Constatações como estas, confirmadas por todo tipo de
pesquisas, não devem ser surpresa alguma para um cristão consciente de que a solidariedade,
ao contrário do egoísmo, cria sempre um ambiente de cooperação e boa vontade,
seja num círculo pequeno de pessoas ou quando abrange toda uma nação.
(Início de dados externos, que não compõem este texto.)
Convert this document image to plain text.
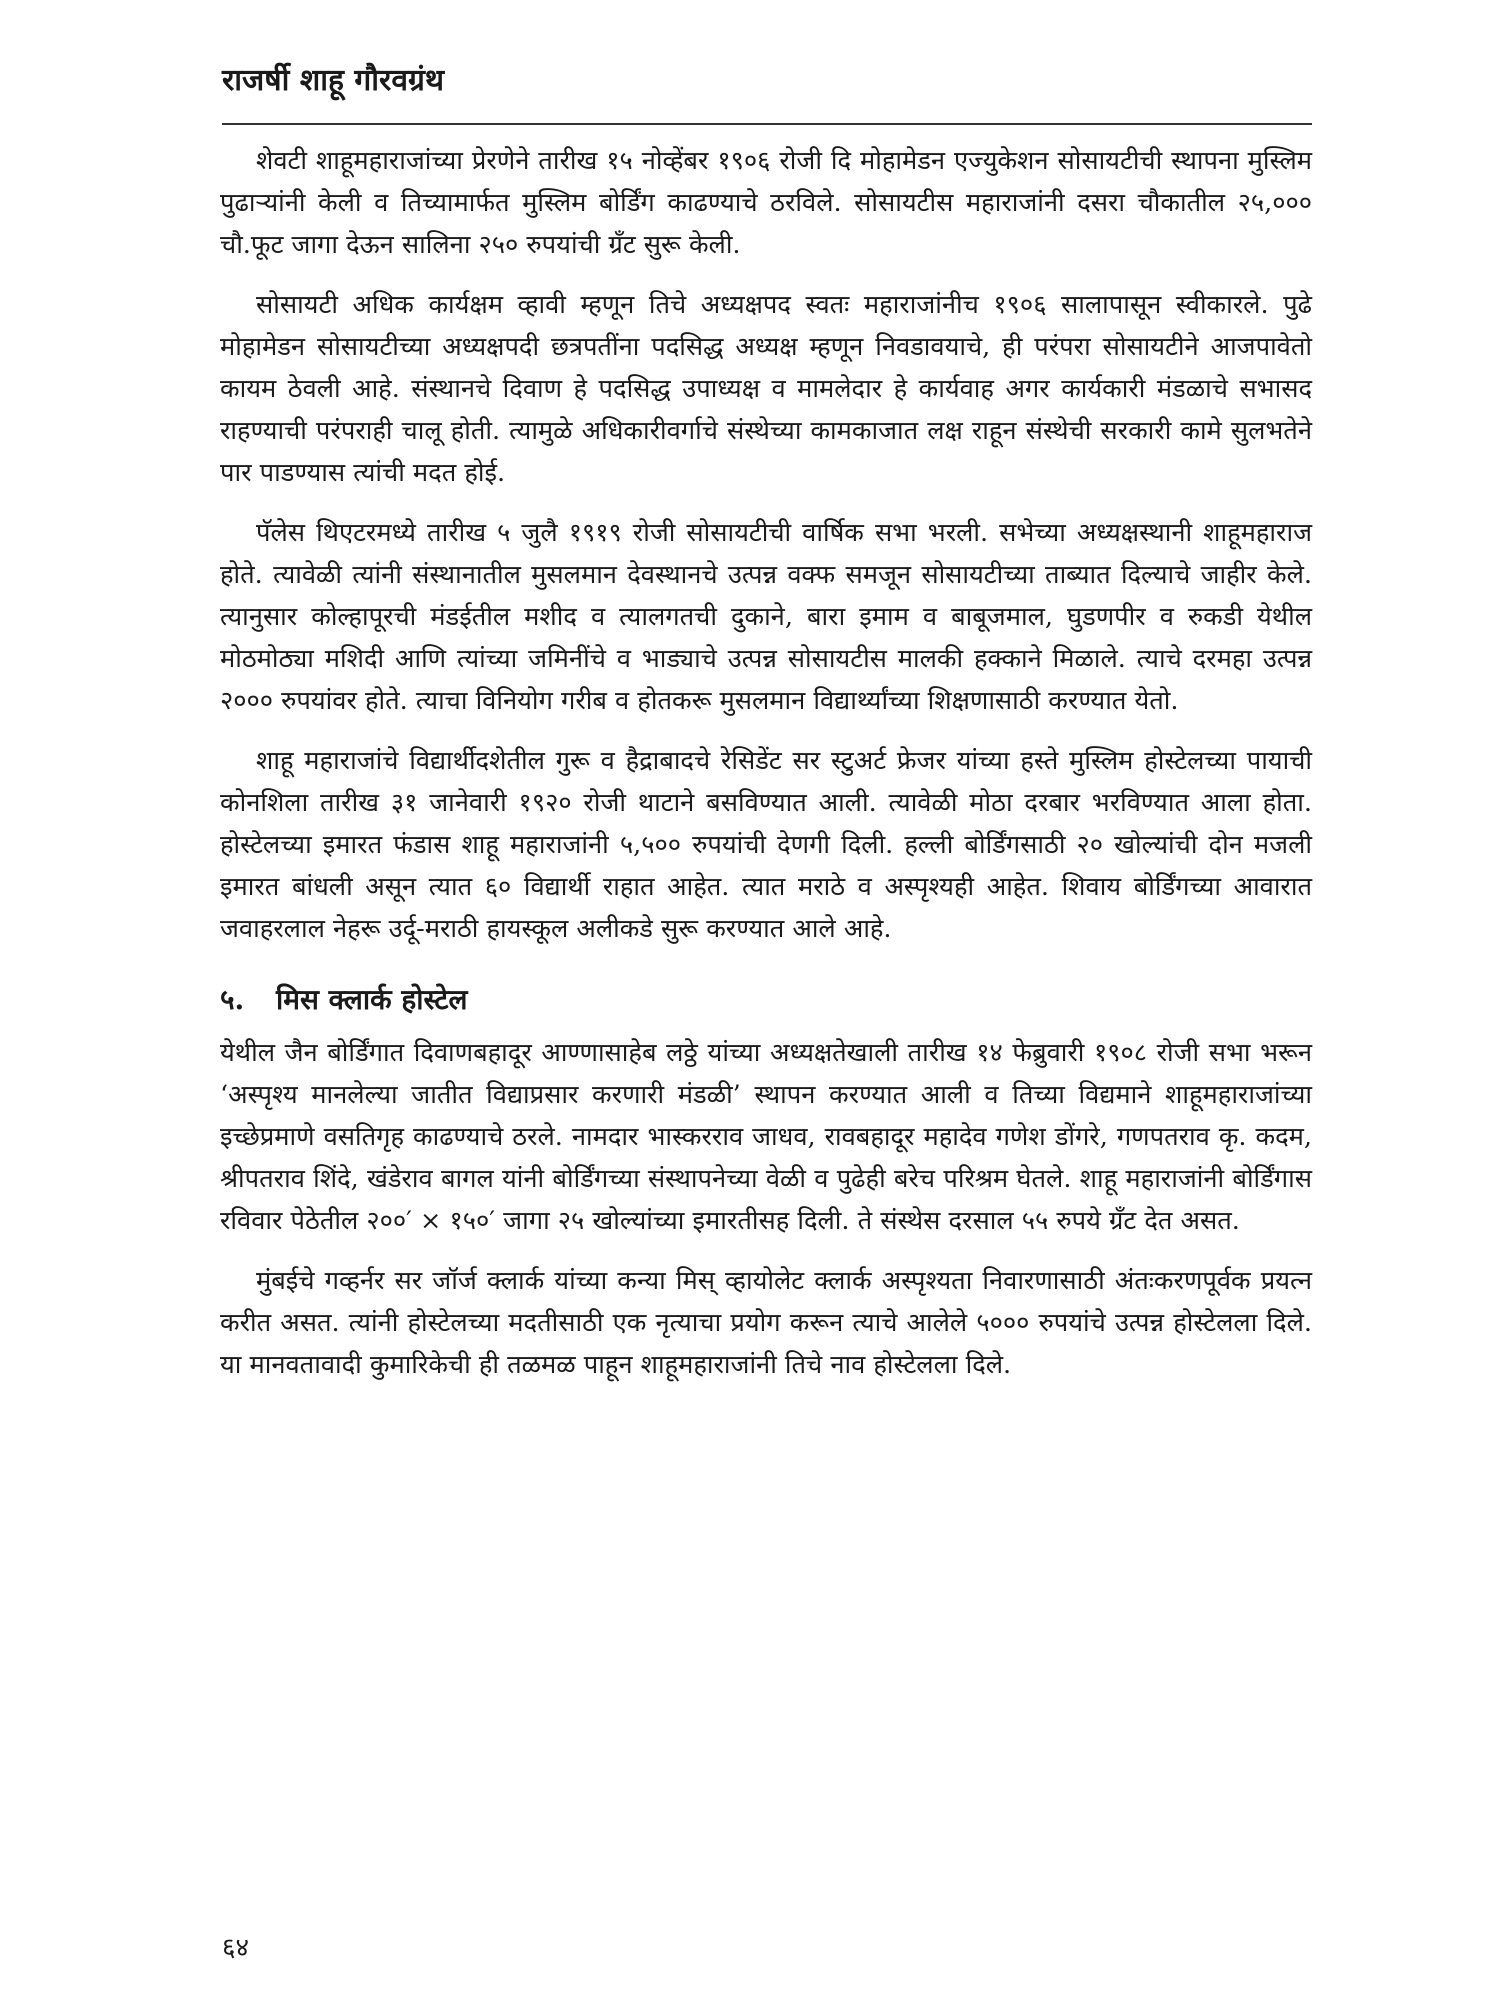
राजर्षी शाहू गौरवग्रंथ

शेवटी शाहूमहाराजांच्या प्रेरणेने तारीख १५ नोव्हेंबर १९०६ रोजी दि मोहामेडन एज्युकेशन सोसायटीची स्थापना मुस्लिम पुढाऱ्यांनी केली व तिच्यामार्फत मुस्लिम बोर्डिंग काढण्याचे ठरविले. सोसायटीस महाराजांनी दसरा चौकातील २५,००० चौ.फूट जागा देऊन सालिना २५० रुपयांची ग्रँट सुरू केली.

सोसायटी अधिक कार्यक्षम व्हावी म्हणून तिचे अध्यक्षपद स्वतः महाराजांनीच १९०६ सालापासून स्वीकारले. पुढे मोहामेडन सोसायटीच्या अध्यक्षपदी छत्रपतींना पदसिद्ध अध्यक्ष म्हणून निवडावयाचे, ही परंपरा सोसायटीने आजपावेतो कायम ठेवली आहे. संस्थानचे दिवाण हे पदसिद्ध उपाध्यक्ष व मामलेदार हे कार्यवाह अगर कार्यकारी मंडळाचे सभासद राहण्याची परंपराही चालू होती. त्यामुळे अधिकारीवर्गाचे संस्थेच्या कामकाजात लक्ष राहून संस्थेची सरकारी कामे सुलभतेने पार पाडण्यास त्यांची मदत होई.

पॅलेस थिएटरमध्ये तारीख ५ जुलै १९१९ रोजी सोसायटीची वार्षिक सभा भरली. सभेच्या अध्यक्षस्थानी शाहूमहाराज होते. त्यावेळी त्यांनी संस्थानातील मुसलमान देवस्थानचे उत्पन्न वक्फ समजून सोसायटीच्या ताब्यात दिल्याचे जाहीर केले. त्यानुसार कोल्हापूरची मंडईतील मशीद व त्यालगतची दुकाने, बारा इमाम व बाबूजमाल, घुडणपीर व रुकडी येथील मोठमोठ्या मशिदी आणि त्यांच्या जमिनींचे व भाड्याचे उत्पन्न सोसायटीस मालकी हक्काने मिळाले. त्याचे दरमहा उत्पन्न २००० रुपयांवर होते. त्याचा विनियोग गरीब व होतकरू मुसलमान विद्यार्थ्यांच्या शिक्षणासाठी करण्यात येतो.

शाहू महाराजांचे विद्यार्थीदशेतील गुरू व हैद्राबादचे रेसिडेंट सर स्टुअर्ट फ्रेजर यांच्या हस्ते मुस्लिम होस्टेलच्या पायाची कोनशिला तारीख ३१ जानेवारी १९२० रोजी थाटाने बसविण्यात आली. त्यावेळी मोठा दरबार भरविण्यात आला होता. होस्टेलच्या इमारत फंडास शाहू महाराजांनी ५,५०० रुपयांची देणगी दिली. हल्ली बोर्डिंगसाठी २० खोल्यांची दोन मजली इमारत बांधली असून त्यात ६० विद्यार्थी राहात आहेत. त्यात मराठे व अस्पृश्यही आहेत. शिवाय बोर्डिंगच्या आवारात जवाहरलाल नेहरू उर्दू-मराठी हायस्कूल अलीकडे सुरू करण्यात आले आहे.

५. मिस क्लार्क होस्टेल

येथील जैन बोर्डिंगात दिवाणबहादूर आण्णासाहेब लठ्ठे यांच्या अध्यक्षतेखाली तारीख १४ फेब्रुवारी १९०८ रोजी सभा भरून ‘अस्पृश्य मानलेल्या जातीत विद्याप्रसार करणारी मंडळी’ स्थापन करण्यात आली व तिच्या विद्यमाने शाहूमहाराजांच्या इच्छेप्रमाणे वसतिगृह काढण्याचे ठरले. नामदार भास्करराव जाधव, रावबहादूर महादेव गणेश डोंगरे, गणपतराव कृ. कदम, श्रीपतराव शिंदे, खंडेराव बागल यांनी बोर्डिंगच्या संस्थापनेच्या वेळी व पुढेही बरेच परिश्रम घेतले. शाहू महाराजांनी बोर्डिंगास रविवार पेठेतील २००′ × १५०′ जागा २५ खोल्यांच्या इमारतीसह दिली. ते संस्थेस दरसाल ५५ रुपये ग्रँट देत असत.

मुंबईचे गव्हर्नर सर जॉर्ज क्लार्क यांच्या कन्या मिस् व्हायोलेट क्लार्क अस्पृश्यता निवारणासाठी अंतःकरणपूर्वक प्रयत्न करीत असत. त्यांनी होस्टेलच्या मदतीसाठी एक नृत्याचा प्रयोग करून त्याचे आलेले ५००० रुपयांचे उत्पन्न होस्टेलला दिले. या मानवतावादी कुमारिकेची ही तळमळ पाहून शाहूमहाराजांनी तिचे नाव होस्टेलला दिले.

६४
Diferentemente do discurso político contrário às ideias de
assistência e solidariedade e que prega a ideia do “cada um por si”, a prática
da assistência mútua dentro das famílias é absolutamente normal, sendo mesmo
uma obrigação, não apenas fornecer esmolas e auxílio mínimo, mas ampla ajuda
financeira para prover a melhor assistência à saúde e a melhor educação
possível, dentre várias outras coisas que pais e filhos em diferentes épocas de
suas vidas fornecem uns aos outros.
É neste ponto que percebemos a incoerência do discurso
individualista, pois os próprios defensores destas ideias são, dentro dos seus
círculos familiares, grandes exemplos da prática da assistência aos
desamparados. O egoísmo predominante em relação à aqueles irmãos que nesta
encarnação não se encontram dentro das relações de parentesco, não subsiste em
relação à aqueles outros irmãos que no momento se encontram dentro da família
consanguínea.
Conforme evolui o homem e a sociedade dos homens, podemos
prever que o egoísmo tende a se enfraquecer e as teorias que pregam a
solidariedade geral tendem a se fortalecer, desta forma a sociedade do futuro
se parecerá cada vez mais com uma família, com responsabilidades e obrigações
morais de ajuda mútua.
Mas, da mesma forma como a ajuda governamental distribuída
sem critério pode se tornar um problema, a ajuda financeira distribuída sem critério
entre membros de uma família pode incentivar a acomodação, a sociedade e as
famílias correm o risco de se tornarem sistemas onde uns se apoiam
indefinidamente sobre os outros. Por isso, devemos tentar criar bons sistemas que
verifiquem as reais necessidades e que incentivem o trabalho, pois a solução
para os desvios de um sistema baseado na solidariedade não pode ser a
destruição do sistema e o prevalecimento do egoísmo e da indiferença. Comparando
as práticas governamentais com as relações familiares, percebemos que as políticas
e leis que tentam diminuir ou impedir o acesso à ajuda governamental aos mais
necessitados, equivalem a leis absurdas que tentassem proibir pais e filhos de
se ajudarem. O discurso enraivecido daqueles que pregam o fim das políticas assistenciais
acaba se parecendo com o discurso daquele pai que abandona a família passando por
necessidades e ainda se revolta contra qualquer tentativa de obriga-lo a arcar
com suas responsabilidades.
Como cristãos, devemos nos guiar pelo amor em cada atitude,
pensamento e opinião que expressamos. Devemos nos vigiar e sempre nos
questionar se determinada ideologia não carrega mais ódio do que amor pelos que
enfrentam dificuldades, se não estamos embarcando numa corrente de pensamento
que é fruto mais do egoísmo do que da verdadeira preocupação pelo futuro dos
nosso irmãos.
Como já foi dito, o modelo perfeito de sociedade existe e é
conhecido de todos, o modelo a ser seguido é o da família. Nas boas famílias, os
bons pais não incentivam a acomodação dos filhos, assim como também, em uma boa
família, bons pais jamais deixam seus entes queridos desamparados.